Here it is using the rnorm() values you posted in the comments:

set.seed(42) 
p1 <- data.frame(x = rnorm(500,4)) 
p2 <- data.frame(x = rnorm(500,150)) 

p1$cat <- "a"
p2$cat <- "b"


p <- rbind(p1, p2)
p$zone <- c(rep(c(1, 2), 500))


library(ggplot2)
ggplot(p, aes(x = x))+
  facet_grid(zone~cat, scales = "free")+
  geom_histogram(bins = 30)

and that will give you this graph (with a and b representing your DLS and DAVG_ROP value types, respectively and 1 and 2 representing different zones): multiple histograms with independent x axis

As a side note, you will have 3 rows in the graph output as your have 3 zones.

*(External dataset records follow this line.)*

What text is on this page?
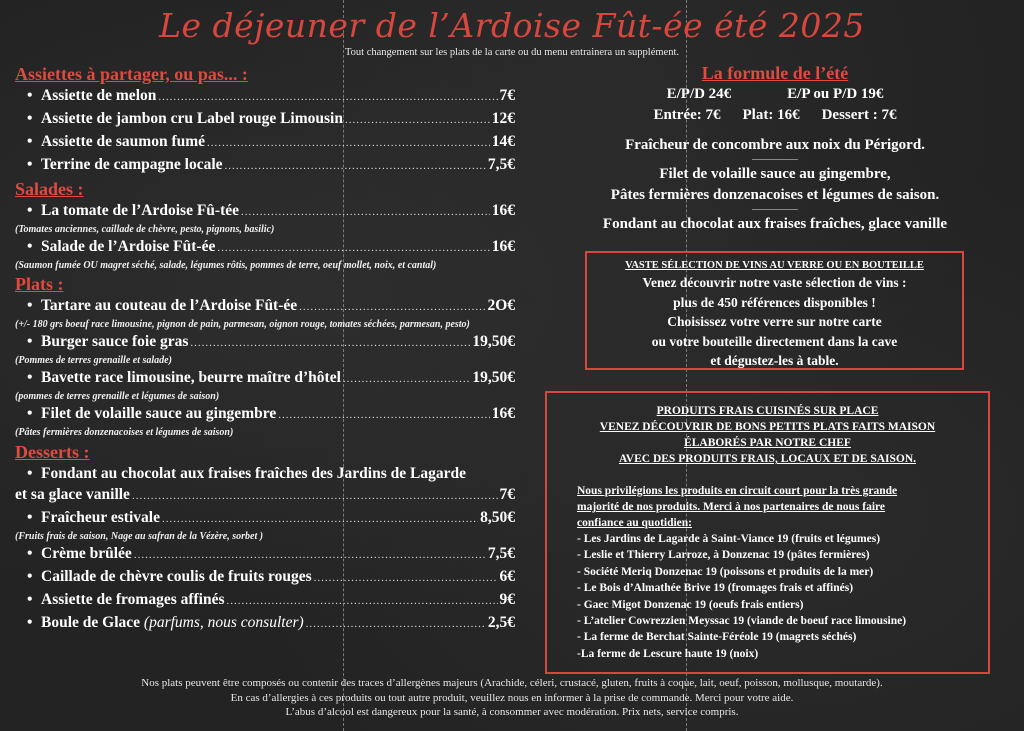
Le déjeuner de l’Ardoise Fût-ée été 2025
Tout changement sur les plats de la carte ou du menu entrainera un supplément.
Assiettes à partager, ou pas... :
• Assiette de melon .....	7€
• Assiette de jambon cru Label rouge Limousin .....	12€
• Assiette de saumon fumé .....	14€
• Terrine de campagne locale .....	7,5€
Salades :
• La tomate de l’Ardoise Fû-tée .....	16€
(Tomates anciennes, caillade de chèvre, pesto, pignons, basilic)
• Salade de l’Ardoise Fût-ée .....	16€
(Saumon fumée OU magret séché, salade, légumes rôtis, pommes de terre, oeuf mollet, noix, et cantal)
Plats :
• Tartare au couteau de l’Ardoise Fût-ée .....	2O€
(+/- 180 grs boeuf race limousine, pignon de pain, parmesan, oignon rouge, tomates séchées, parmesan, pesto)
• Burger sauce foie gras .....	19,50€
(Pommes de terres grenaille et salade)
• Bavette race limousine, beurre maître d’hôtel .....	19,50€
(pommes de terres grenaille et légumes de saison)
• Filet de volaille sauce au gingembre .....	16€
(Pâtes fermières donzenacoises et légumes de saison)
Desserts :
• Fondant au chocolat aux fraises fraîches des Jardins de Lagarde
et sa glace vanille .....	7€
• Fraîcheur estivale .....	8,50€
(Fruits frais de saison, Nage au safran de la Vézère, sorbet )
• Crème brûlée .....	7,5€
• Caillade de chèvre coulis de fruits rouges .....	6€
• Assiette de fromages affinés .....	9€
• Boule de Glace
(parfums, nous consulter) .....	2,5€
La formule de l’été
E/P/D 24€	E/P ou P/D 19€
Entrée: 7€ Plat: 16€ Dessert : 7€
Fraîcheur de concombre aux noix du Périgord.
Filet de volaille sauce au gingembre,
Pâtes fermières donzenacoises et légumes de saison.
Fondant au chocolat aux fraises fraîches, glace vanille
VASTE SÉLECTION DE VINS AU VERRE OU EN BOUTEILLE
Venez découvrir notre vaste sélection de vins :
plus de 450 références disponibles !
Choisissez votre verre sur notre carte
ou votre bouteille directement dans la cave
et dégustez-les à table.
PRODUITS FRAIS CUISINÉS SUR PLACE
VENEZ DÉCOUVRIR DE BONS PETITS PLATS FAITS MAISON
ÉLABORÉS PAR NOTRE CHEF
AVEC DES PRODUITS FRAIS, LOCAUX ET DE SAISON.
Nous privilégions les produits en circuit court pour la très grande
majorité de nos produits. Merci à nos partenaires de nous faire
confiance au quotidien:
- Les Jardins de Lagarde à Saint-Viance 19 (fruits et légumes)
- Leslie et Thierry Larroze, à Donzenac 19 (pâtes fermières)
- Société Meriq Donzenac 19 (poissons et produits de la mer)
- Le Bois d’Almathée Brive 19 (fromages frais et affinés)
- Gaec Migot Donzenac 19 (oeufs frais entiers)
- L’atelier Cowrezzien Meyssac 19 (viande de boeuf race limousine)
- La ferme de Berchat Sainte-Féréole 19 (magrets séchés)
-La ferme de Lescure haute 19 (noix)
Nos plats peuvent être composés ou contenir des traces d’allergènes majeurs (Arachide, céleri, crustacé, gluten, fruits à coque, lait, oeuf, poisson, mollusque, moutarde).
En cas d’allergies à ces produits ou tout autre produit, veuillez nous en informer à la prise de commande. Merci pour votre aide.
L’abus d’alcool est dangereux pour la santé, à consommer avec modération. Prix nets, service compris.
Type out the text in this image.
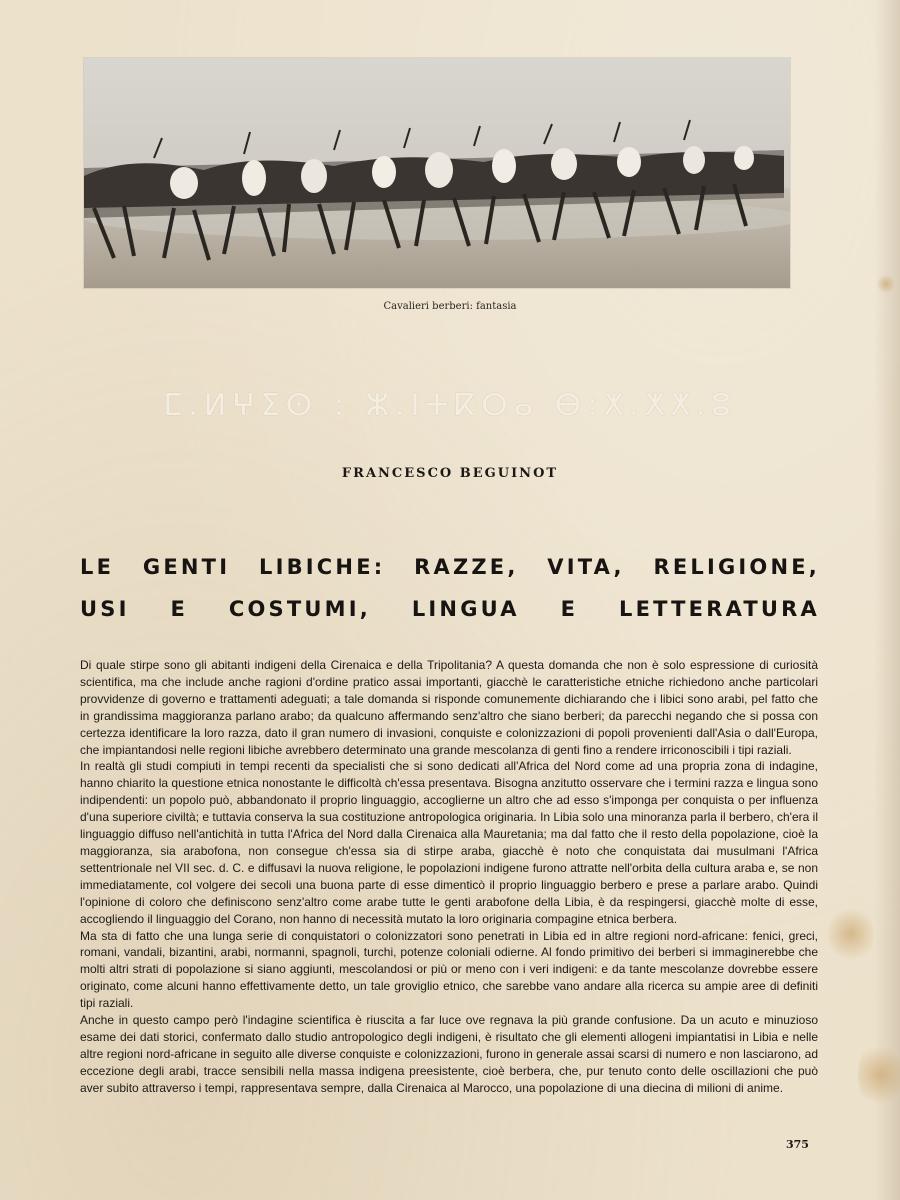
Cavalieri berberi: fantasia
ⵎ.ⵍⵖⵉⵙ : ⵣ.ⵏⵜⴽⵔⴰ ⴱ:ⵅ.ⵅⵅ.ⵓ
FRANCESCO BEGUINOT
LE GENTI LIBICHE: RAZZE, VITA, RELIGIONE,
USI E COSTUMI, LINGUA E LETTERATURA

Di quale stirpe sono gli abitanti indigeni della Cirenaica e della Tripolitania? A questa domanda che non è solo espressione di curiosità scientifica, ma che include anche ragioni d'ordine pratico assai importanti, giacchè le caratteristiche etniche richiedono anche particolari provvidenze di governo e trattamenti adeguati; a tale domanda si risponde comunemente dichiarando che i libici sono arabi, pel fatto che in grandissima maggioranza parlano arabo; da qualcuno affermando senz'altro che siano berberi; da parecchi negando che si possa con certezza identificare la loro razza, dato il gran numero di invasioni, conquiste e colonizzazioni di popoli provenienti dall'Asia o dall'Europa, che impiantandosi nelle regioni libiche avrebbero determinato una grande mescolanza di genti fino a rendere irriconoscibili i tipi raziali.

In realtà gli studi compiuti in tempi recenti da specialisti che si sono dedicati all'Africa del Nord come ad una propria zona di indagine, hanno chiarito la questione etnica nonostante le difficoltà ch'essa presentava. Bisogna anzitutto osservare che i termini razza e lingua sono indipendenti: un popolo può, abbandonato il proprio linguaggio, accoglierne un altro che ad esso s'imponga per conquista o per influenza d'una superiore civiltà; e tuttavia conserva la sua costituzione antropologica originaria. In Libia solo una minoranza parla il berbero, ch'era il linguaggio diffuso nell'antichità in tutta l'Africa del Nord dalla Cirenaica alla Mauretania; ma dal fatto che il resto della popolazione, cioè la maggioranza, sia arabofona, non consegue ch'essa sia di stirpe araba, giacchè è noto che conquistata dai musulmani l'Africa settentrionale nel VII sec. d. C. e diffusavi la nuova religione, le popolazioni indigene furono attratte nell'orbita della cultura araba e, se non immediatamente, col volgere dei secoli una buona parte di esse dimenticò il proprio linguaggio berbero e prese a parlare arabo. Quindi l'opinione di coloro che definiscono senz'altro come arabe tutte le genti arabofone della Libia, è da respingersi, giacchè molte di esse, accogliendo il linguaggio del Corano, non hanno di necessità mutato la loro originaria compagine etnica berbera.

Ma sta di fatto che una lunga serie di conquistatori o colonizzatori sono penetrati in Libia ed in altre regioni nord-africane: fenici, greci, romani, vandali, bizantini, arabi, normanni, spagnoli, turchi, potenze coloniali odierne. Al fondo primitivo dei berberi si immaginerebbe che molti altri strati di popolazione si siano aggiunti, mescolandosi or più or meno con i veri indigeni: e da tante mescolanze dovrebbe essere originato, come alcuni hanno effettivamente detto, un tale groviglio etnico, che sarebbe vano andare alla ricerca su ampie aree di definiti tipi raziali.

Anche in questo campo però l'indagine scientifica è riuscita a far luce ove regnava la più grande confusione. Da un acuto e minuzioso esame dei dati storici, confermato dallo studio antropologico degli indigeni, è risultato che gli elementi allogeni impiantatisi in Libia e nelle altre regioni nord-africane in seguito alle diverse conquiste e colonizzazioni, furono in generale assai scarsi di numero e non lasciarono, ad eccezione degli arabi, tracce sensibili nella massa indigena preesistente, cioè berbera, che, pur tenuto conto delle oscillazioni che può aver subito attraverso i tempi, rappresentava sempre, dalla Cirenaica al Marocco, una popolazione di una diecina di milioni di anime.

375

As for your data, this should work to reproduce something similar to the example (I can't be 100% positive, as I didn't get to actually test it on your data, but I am fairly confident). I recommend keeping it all as one dataset as you had it originally and just reorganizing a little.

library(dplyr)
library(ggplot2)
df1 <- dataset %>%
  select(DLS, Zone) %>%
  mutate(x = DLS, cat = "DLS") %>%
  select(x, Zone, cat)

df2 <- dataset %>%
  select(DAVG_ROP, Zone) %>%
  mutate(x = DAVG_ROP, cat = "DAVG_ROP")%>%
  select(x, Zone, cat)

df <- rbind(df1, df2)

ggplot(df, aes(x = x))+
  facet_grid(Zone~cat, scales = "free")+
  geom_histogram()

There may be a more efficient/concise way to do the tidying in the middle there but this works too.